Legal Protection for Apprenticeships!
Apprenticeships are a way of coaching people in a trade or profession with on-the-job training, combined with work in the classroom. But where apprenticeships differ from other courses, aside from the training, is they enable the apprentice to build their career as they learn, and gain a licence to practice in their chosen profession.
These types of courses are also generally an alternative to university. And yet, those who complete their apprenticeship often aren’t thought of having a qualification at the same level as someone with a degree from university.
One of the problems was that there wasn’t any legal protection for apprenticeships. The term could be abused – whether intentionally or not – and used to promote courses that didn’t actually fall into the “apprenticeship” category. There wasn’t always training involved and some employers saw fit to use the term to pay younger staff a lower wage.
Bear in mind that up until 2010, there was no minimum wage for apprentices. Even now, if an apprentice is between the ages of 16 and 19, the minimum wage is almost half that for someone the same age receiving the regular minimum wage.
But now, in the same way it is illegal to use the term “degree” for anything other than an actual degree, apprenticeships are going to be legally protected, too.
What this essentially means is the course will have to fulfil a number of requirements before it can legally be described as an apprenticeship. For example, the course will have to provide at least a year’s training.
So, someone searching for the course for their perfect career cannot accidentally enrol themselves in one that doesn’t provide them with the know-how, training, and qualifications an apprenticeship would.
The requirements will be outlined in the government’s upcoming Enterprise Bill, which was announced in the Queen’s birthday speech. The idea is that the bill will help increase employment in the UK while also improving business rates and leading to more jobs being created.
And, to top it all off, apprenticeships will finally have the same status as degrees. One qualification won’t be seen as better than the other; whichever route you have chosen, you have obtained a qualification equal to that of the other.
According to the Department for Business Innovation and Skills (BIS), under the new law, the government would be able to take action if the requirements are not met. This counts for anyone who misuses the term “apprenticeship” to promote low-quality courses that don’t match the criteria.

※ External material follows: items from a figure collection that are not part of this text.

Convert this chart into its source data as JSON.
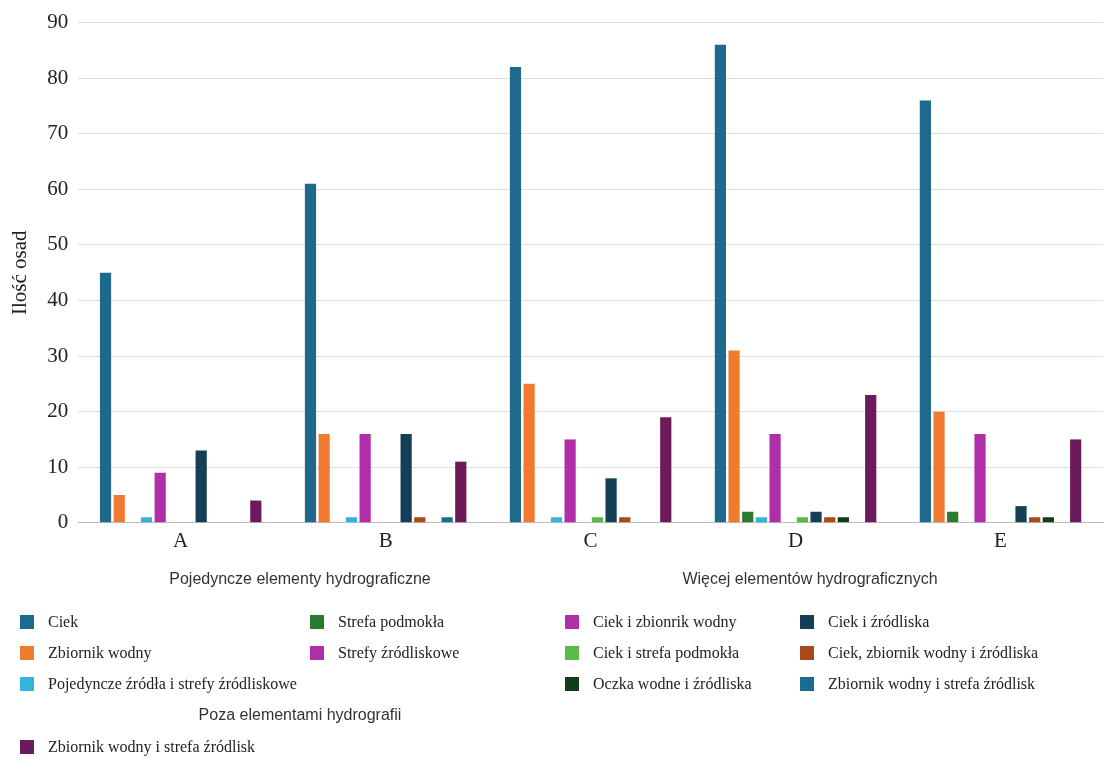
{
  "chart_data": {
    "type": "bar",
    "ylabel": "Ilość osad",
    "categories": [
      "A",
      "B",
      "C",
      "D",
      "E"
    ],
    "ylim": [
      0,
      90
    ],
    "yticks": [
      0,
      10,
      20,
      30,
      40,
      50,
      60,
      70,
      80,
      90
    ],
    "grid": "y",
    "legend": "bottom",
    "annotations": [
      "Pojedyncze elementy hydrograficzne",
      "Więcej elementów hydrograficznych",
      "Poza elementami hydrografii"
    ],
    "series": [
      {
        "name": "Ciek",
        "color": "#1f6a8c",
        "values": [
          45,
          61,
          82,
          86,
          76
        ]
      },
      {
        "name": "Zbiornik wodny",
        "color": "#f07a2e",
        "values": [
          5,
          16,
          25,
          31,
          20
        ]
      },
      {
        "name": "Pojedyncze źródła i strefy źródliskowe",
        "color": "#35b3d8",
        "values": [
          1,
          1,
          1,
          1,
          null
        ]
      },
      {
        "name": "Strefa podmokła",
        "color": "#2a7a2f",
        "values": [
          null,
          null,
          null,
          2,
          2
        ]
      },
      {
        "name": "Strefy źródliskowe",
        "color": "#b02fa8",
        "values": [
          9,
          16,
          15,
          16,
          16
        ]
      },
      {
        "name": "Ciek i zbionrik wodny",
        "color": "#b02fa8",
        "values": [
          null,
          null,
          null,
          null,
          null
        ]
      },
      {
        "name": "Ciek i źródliska",
        "color": "#143f56",
        "values": [
          13,
          16,
          8,
          2,
          3
        ]
      },
      {
        "name": "Ciek i strefa podmokła",
        "color": "#5ab948",
        "values": [
          null,
          null,
          1,
          1,
          null
        ]
      },
      {
        "name": "Ciek, zbiornik wodny i źródliska",
        "color": "#a84a1a",
        "values": [
          null,
          1,
          1,
          1,
          1
        ]
      },
      {
        "name": "Oczka wodne i źródliska",
        "color": "#0f3d1a",
        "values": [
          null,
          null,
          null,
          1,
          1
        ]
      },
      {
        "name": "Zbiornik wodny i strefa źródlisk",
        "color": "#1a6d92",
        "values": [
          null,
          1,
          null,
          null,
          null
        ]
      },
      {
        "name": "Zbiornik wodny i strefa źródlisk",
        "color": "#6b1a5a",
        "values": [
          4,
          11,
          19,
          23,
          15
        ]
      }
    ]
  }
}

Nick Boles, BIS Minister, asked that if graduates from university are praised and respected for acquiring their degree, why not afford the same to apprentices? He pointed out that businesses know the value of apprentices, so it is about time that they are recognised as equal to graduates by both the law and the people.

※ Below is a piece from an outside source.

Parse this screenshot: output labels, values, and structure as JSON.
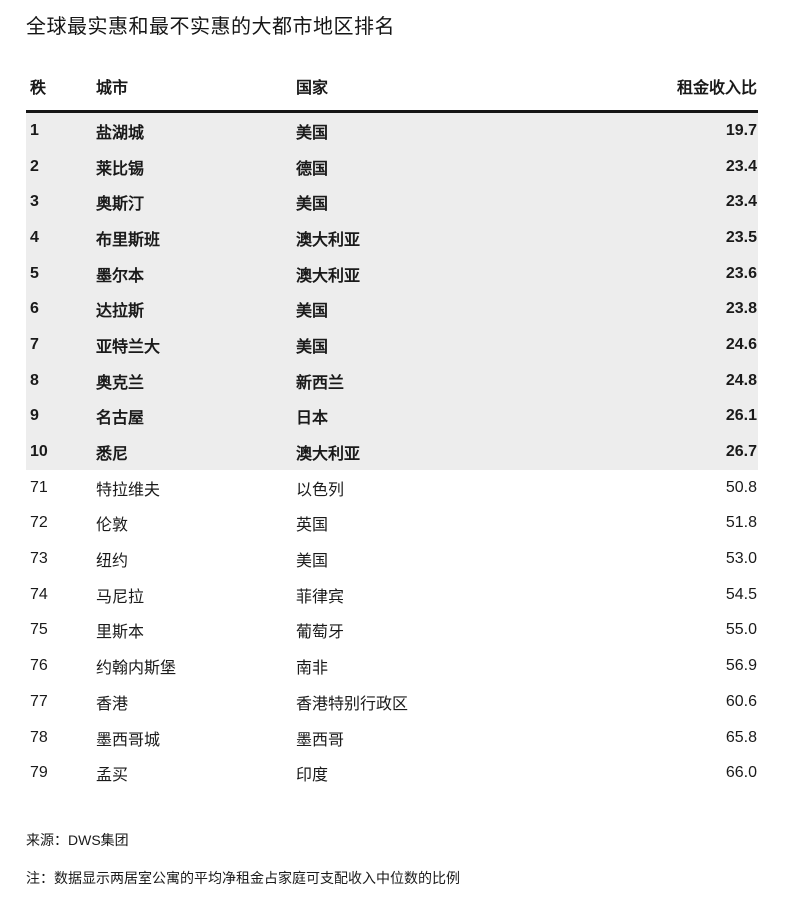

He also believes more employers should get involved with apprenticeships. “This means making sure we practise what we preach in government, so we’re going to require all sector bodies… to employ apprentices,” he said.
To back this up, the government has pledged to create a further three million apprenticeships over the next five years. Police forces, prisons, hospitals, and schools will all be expected to hire apprentices to encourage other employers and boost the numbers so the target can be reached.
The FMB – Federation of Master Builders – is the largest trade association in the building industry, an industry that relies on apprentices. Chief Executive Brian Berry agrees that apprentices haven’t been given the status they deserve.
However, Mr Berry believes that giving legal protection to apprenticeships should help prevent some organisations in some sectors from misusing the term.
“High-quality apprenticeships should be viewed by society just as favourably as university degrees,” he said, “and protecting the term from misuse will help ensure this is the case.”